Серебряный блеск Лысой горы - Суннатулла Анарбаев
Шрифт:
Интервал:
Закладка:
— Да что вы паникуете, что это за покушение?
— Да, это не простое покушение, это политическое покушение на жизнь человека, стоящего во главе большого хозяйства! Поэтому нельзя поддержать благородство товарища Кучкарова по отношению к преступнику. Наоборот, следовало бы организовать показательный суд, ликвидировать одного кровопийцу, чтобы другим неповадно было! Иногда нужно быть и жестоким, товарищи!..
Когда Саидгази окончил отчетный доклад, председатель собрания вынужден был объявить перерыв. Никто не пожелал выступить в прениях, все были какие-то вялые. После перерыва желающих выступить тоже не оказалось. Председательствующий Назаров бросил на Шербека взгляд, словно говоря: «Выручайте». Шербек встал и подошел к столу президиума. Он сильно волновался, поэтому некоторое время стоял молча, подбирая слова.
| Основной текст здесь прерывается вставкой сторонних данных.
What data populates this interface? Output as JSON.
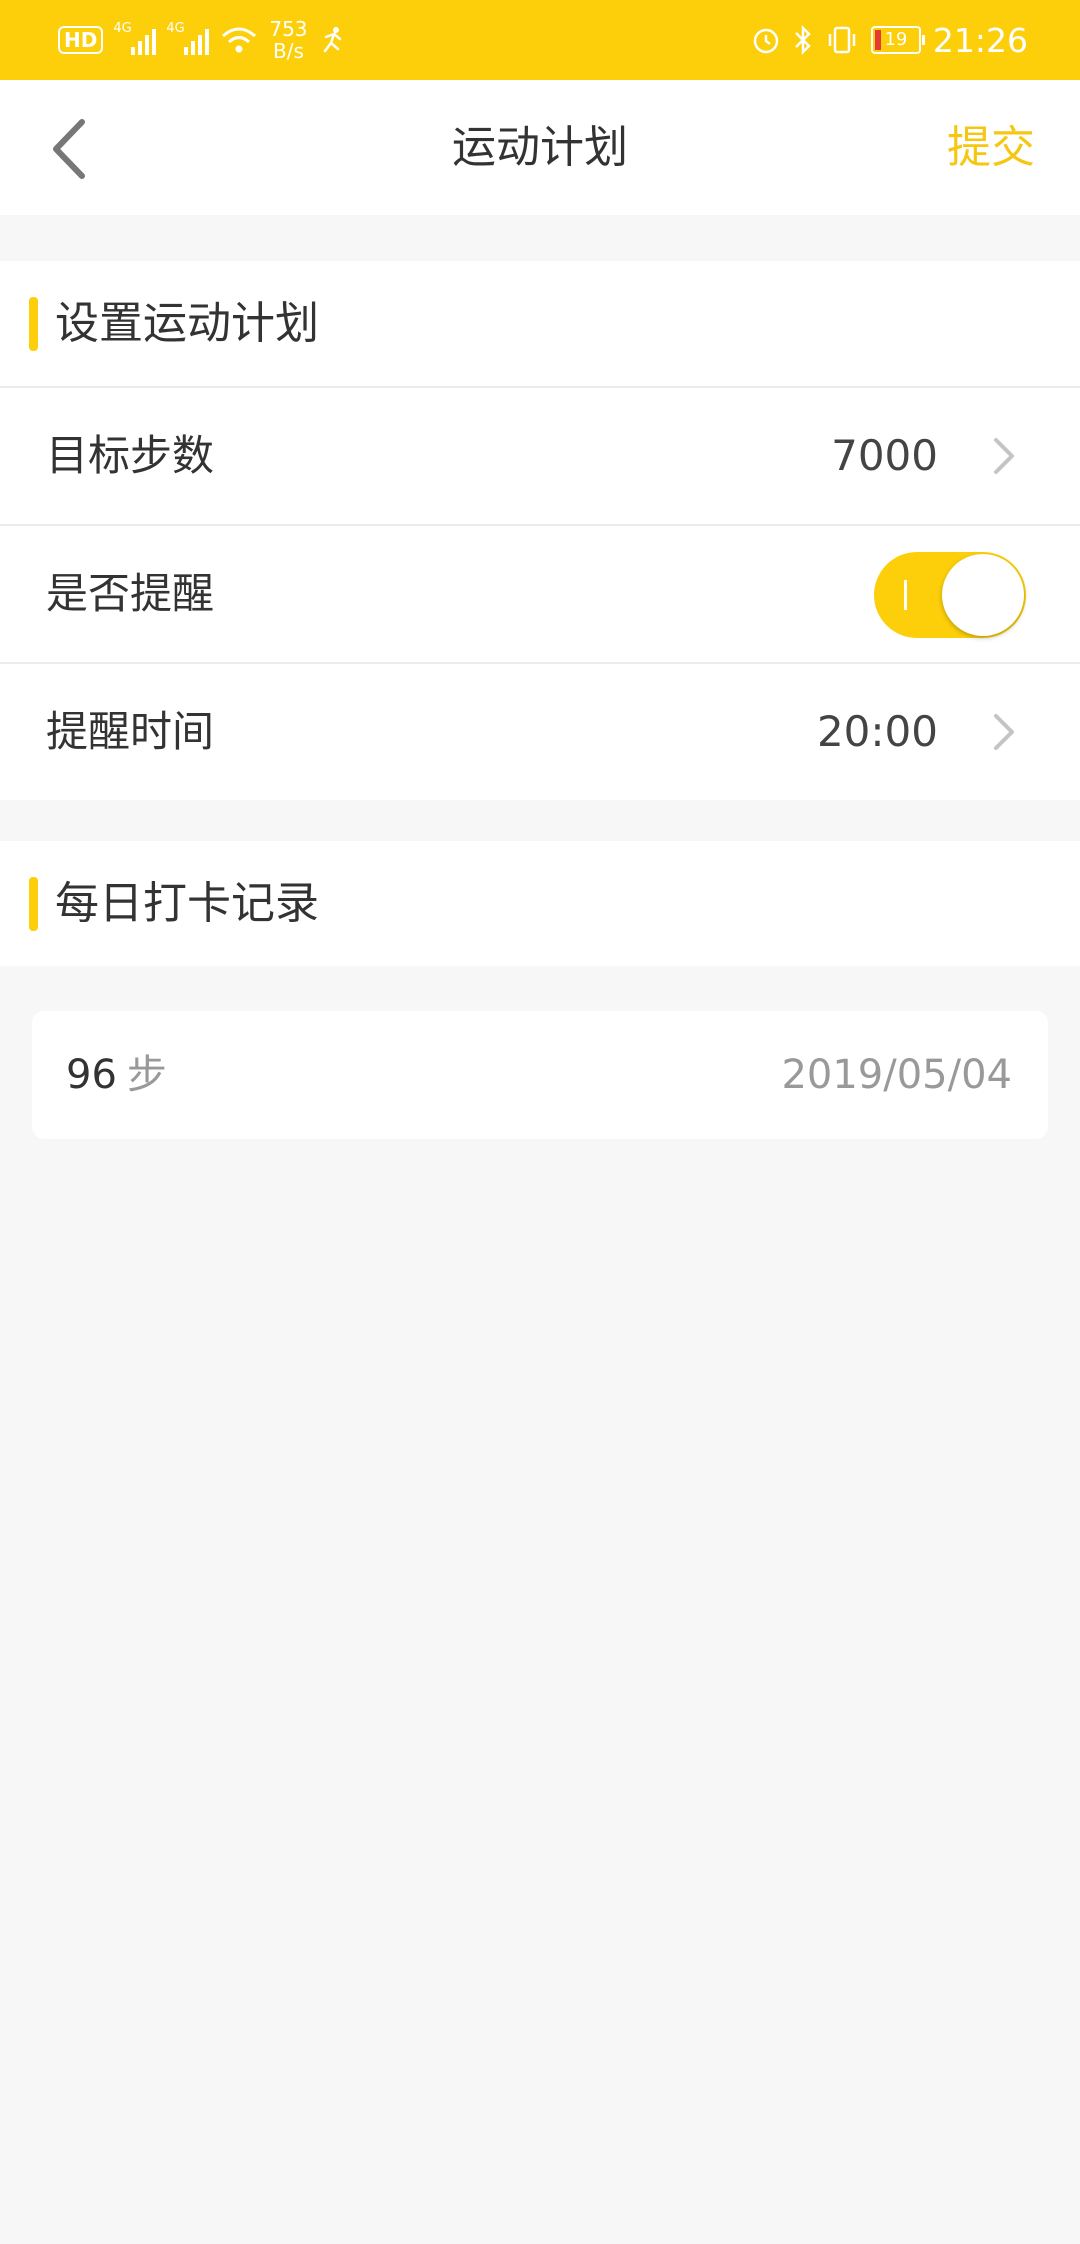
{
  "status_bar": {
    "hd": "HD",
    "net1": "4G",
    "net2": "4G",
    "speed_value": "753",
    "speed_unit": "B/s",
    "battery": "19",
    "time": "21:26"
  },
  "header": {
    "title": "运动计划",
    "submit_label": "提交"
  },
  "plan": {
    "section_title": "设置运动计划",
    "target_steps_label": "目标步数",
    "target_steps_value": "7000",
    "reminder_label": "是否提醒",
    "reminder_on": true,
    "reminder_time_label": "提醒时间",
    "reminder_time_value": "20:00"
  },
  "records": {
    "section_title": "每日打卡记录",
    "items": [
      {
        "steps": "96",
        "unit": "步",
        "date": "2019/05/04"
      }
    ]
  },
  "colors": {
    "accent": "#FCCF0A",
    "accent_text": "#F5C711"
  }
}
— Очень длинный и обстоятельный доклад сделал товарищ Саидвалиев. Правда, этот доклад больше был похож на отчет правления колхоза, а не партийного бюро. А произошло это потому, что, если говорить начистоту, партийной работы в Аксае вообще не было. Разве партийная организация должна заниматься только хозяйственными делами? По-моему, она должна быть инициатором борьбы за выполнение годового и перспективного плана, разработанного правлением колхоза, доводить его до сознания каждого жителя Аксая, разъяснять колхозникам решения партии и правительства... А борьба за повышение политических знаний, культурного уровня жизни колхозников? Все это вопросы, которыми партийное бюро совсем не занималось...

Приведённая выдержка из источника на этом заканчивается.